2. The system (100) as claimed in claim 1, wherein the processor (118) is configured to receive instruction from a wearable device (104) selected from a glove, a ring, a wristband, a handheld controller, or a combination thereof.
3. The system (100) as claimed in claim 1, wherein the gestures are selected from a flick gesture, a pinch-in gesture, a pinch-out gesture, a push gesture, a pull gesture, a steer gesture, or a combination thereof.
4. The system (100) as claimed in claim 1, wherein the control unit (116) is an Espressif 32 (ESP32).
5. The system (100) as claimed in claim 1, wherein the cloud server (106) comprises a storage unit (120) for storing the navigational commands transmitted by the user in form of the gestures.

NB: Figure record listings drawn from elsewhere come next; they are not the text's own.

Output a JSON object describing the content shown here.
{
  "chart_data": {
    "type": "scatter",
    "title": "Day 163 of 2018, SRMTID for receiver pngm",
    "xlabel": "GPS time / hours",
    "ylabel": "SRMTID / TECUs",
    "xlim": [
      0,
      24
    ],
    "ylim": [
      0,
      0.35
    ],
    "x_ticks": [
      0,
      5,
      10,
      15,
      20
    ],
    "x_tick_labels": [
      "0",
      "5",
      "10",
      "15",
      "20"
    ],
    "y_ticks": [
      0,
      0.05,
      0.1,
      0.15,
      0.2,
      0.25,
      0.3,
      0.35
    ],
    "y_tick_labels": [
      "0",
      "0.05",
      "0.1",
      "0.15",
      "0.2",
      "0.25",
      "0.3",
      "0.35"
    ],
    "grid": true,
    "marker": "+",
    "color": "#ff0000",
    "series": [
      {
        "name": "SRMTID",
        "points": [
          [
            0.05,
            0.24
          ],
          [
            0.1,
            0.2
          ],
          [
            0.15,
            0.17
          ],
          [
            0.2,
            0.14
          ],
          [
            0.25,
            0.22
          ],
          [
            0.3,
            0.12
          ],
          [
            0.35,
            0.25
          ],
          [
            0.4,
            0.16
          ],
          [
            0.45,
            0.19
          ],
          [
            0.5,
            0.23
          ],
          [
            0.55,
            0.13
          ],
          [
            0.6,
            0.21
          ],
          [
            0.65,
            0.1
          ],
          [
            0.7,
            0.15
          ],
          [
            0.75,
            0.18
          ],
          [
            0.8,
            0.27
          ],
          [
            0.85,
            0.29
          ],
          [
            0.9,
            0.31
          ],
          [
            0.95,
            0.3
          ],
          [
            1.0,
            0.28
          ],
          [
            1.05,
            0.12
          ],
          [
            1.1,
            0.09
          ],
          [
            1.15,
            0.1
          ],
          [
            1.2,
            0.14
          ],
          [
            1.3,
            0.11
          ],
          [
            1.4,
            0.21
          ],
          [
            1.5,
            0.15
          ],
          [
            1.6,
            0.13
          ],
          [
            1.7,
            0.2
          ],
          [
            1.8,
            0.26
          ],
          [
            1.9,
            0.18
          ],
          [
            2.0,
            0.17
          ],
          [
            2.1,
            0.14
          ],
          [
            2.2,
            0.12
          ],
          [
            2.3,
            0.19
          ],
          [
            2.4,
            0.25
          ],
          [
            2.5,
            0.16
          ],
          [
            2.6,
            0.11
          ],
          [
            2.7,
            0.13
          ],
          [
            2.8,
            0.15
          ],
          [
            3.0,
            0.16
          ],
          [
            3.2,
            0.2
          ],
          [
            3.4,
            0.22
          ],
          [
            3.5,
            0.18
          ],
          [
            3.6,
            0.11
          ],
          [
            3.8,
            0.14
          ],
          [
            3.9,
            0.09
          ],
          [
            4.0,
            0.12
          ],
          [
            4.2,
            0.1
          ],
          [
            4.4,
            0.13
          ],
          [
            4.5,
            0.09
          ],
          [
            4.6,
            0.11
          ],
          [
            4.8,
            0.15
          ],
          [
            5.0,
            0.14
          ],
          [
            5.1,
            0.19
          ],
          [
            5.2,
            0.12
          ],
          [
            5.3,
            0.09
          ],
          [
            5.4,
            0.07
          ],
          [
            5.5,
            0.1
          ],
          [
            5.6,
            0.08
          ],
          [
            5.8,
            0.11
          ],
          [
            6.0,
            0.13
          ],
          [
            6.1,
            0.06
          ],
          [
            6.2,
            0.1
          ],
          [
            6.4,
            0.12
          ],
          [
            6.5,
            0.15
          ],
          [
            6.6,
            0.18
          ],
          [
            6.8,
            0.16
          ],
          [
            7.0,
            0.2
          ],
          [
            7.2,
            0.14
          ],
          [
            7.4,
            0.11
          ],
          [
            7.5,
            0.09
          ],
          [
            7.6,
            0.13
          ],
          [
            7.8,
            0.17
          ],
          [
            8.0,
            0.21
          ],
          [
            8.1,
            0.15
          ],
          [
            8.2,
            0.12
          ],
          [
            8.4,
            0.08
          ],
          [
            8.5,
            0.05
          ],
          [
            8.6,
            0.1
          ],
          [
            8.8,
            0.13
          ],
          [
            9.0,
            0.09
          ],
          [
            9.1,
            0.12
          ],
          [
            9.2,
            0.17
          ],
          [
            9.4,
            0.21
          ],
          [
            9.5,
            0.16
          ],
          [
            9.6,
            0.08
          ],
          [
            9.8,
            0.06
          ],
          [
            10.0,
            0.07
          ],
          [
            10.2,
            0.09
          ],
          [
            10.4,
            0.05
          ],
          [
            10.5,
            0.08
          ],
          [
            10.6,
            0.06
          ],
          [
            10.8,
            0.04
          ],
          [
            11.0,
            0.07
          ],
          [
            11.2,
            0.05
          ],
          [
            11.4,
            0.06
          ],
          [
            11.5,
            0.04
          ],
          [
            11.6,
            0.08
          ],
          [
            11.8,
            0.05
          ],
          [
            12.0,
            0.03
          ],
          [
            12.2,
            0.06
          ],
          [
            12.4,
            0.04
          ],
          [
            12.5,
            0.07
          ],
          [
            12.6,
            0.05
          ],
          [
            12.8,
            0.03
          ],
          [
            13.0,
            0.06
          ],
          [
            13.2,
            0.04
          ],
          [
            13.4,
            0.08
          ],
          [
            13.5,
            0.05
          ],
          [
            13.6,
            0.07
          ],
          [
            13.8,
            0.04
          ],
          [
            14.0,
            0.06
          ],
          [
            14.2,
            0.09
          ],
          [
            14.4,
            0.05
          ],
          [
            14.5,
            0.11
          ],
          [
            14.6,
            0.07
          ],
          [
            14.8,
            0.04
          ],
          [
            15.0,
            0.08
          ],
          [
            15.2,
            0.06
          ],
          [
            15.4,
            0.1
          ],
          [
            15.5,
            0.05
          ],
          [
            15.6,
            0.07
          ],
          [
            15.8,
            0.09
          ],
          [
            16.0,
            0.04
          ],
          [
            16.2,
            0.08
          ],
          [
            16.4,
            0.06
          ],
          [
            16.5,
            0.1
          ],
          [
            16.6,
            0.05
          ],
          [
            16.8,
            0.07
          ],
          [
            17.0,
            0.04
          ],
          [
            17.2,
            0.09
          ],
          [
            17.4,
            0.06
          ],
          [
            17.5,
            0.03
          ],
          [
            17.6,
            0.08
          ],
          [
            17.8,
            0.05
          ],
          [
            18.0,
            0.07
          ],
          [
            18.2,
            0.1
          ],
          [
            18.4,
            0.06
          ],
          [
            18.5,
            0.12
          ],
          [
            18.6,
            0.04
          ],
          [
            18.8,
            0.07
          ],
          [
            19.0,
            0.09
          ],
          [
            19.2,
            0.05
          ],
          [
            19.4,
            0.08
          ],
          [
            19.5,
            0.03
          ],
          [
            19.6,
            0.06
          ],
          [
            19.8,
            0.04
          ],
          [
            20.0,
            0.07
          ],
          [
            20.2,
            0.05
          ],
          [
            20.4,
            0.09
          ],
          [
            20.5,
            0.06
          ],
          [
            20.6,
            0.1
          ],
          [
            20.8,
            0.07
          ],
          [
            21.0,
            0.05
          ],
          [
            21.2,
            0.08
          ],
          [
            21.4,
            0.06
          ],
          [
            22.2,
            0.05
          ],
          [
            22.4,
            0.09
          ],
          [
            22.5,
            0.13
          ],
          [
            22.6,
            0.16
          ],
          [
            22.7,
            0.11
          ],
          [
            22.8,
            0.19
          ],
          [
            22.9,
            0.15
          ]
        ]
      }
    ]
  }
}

6. A method (300) for controlling a vehicle (102) using a gesture-based vehicle control system (100), the method (300) is characterized by steps of:
detecting gestures of a user, wearing a wearable device (104), by sensor nodes (114);
interpreting the detected gestures using a control unit (116) in communication with the sensor nodes (114);
receiving, by a processor (118), data packets comprising the interpreted gestures from the wearable device (104) over an internet;
processing the received data packets into navigational commands;
transmitting the navigational commands to the controller (112) of a vehicle (102) using a web-based service (122); and
actuate the motor (108) of the vehicle (102) based on the navigational commands.
Date: May 28, 2024
Place: Noida

Dr. Keerti Gupta
Agent for the Applicant
(IN/PA-1529)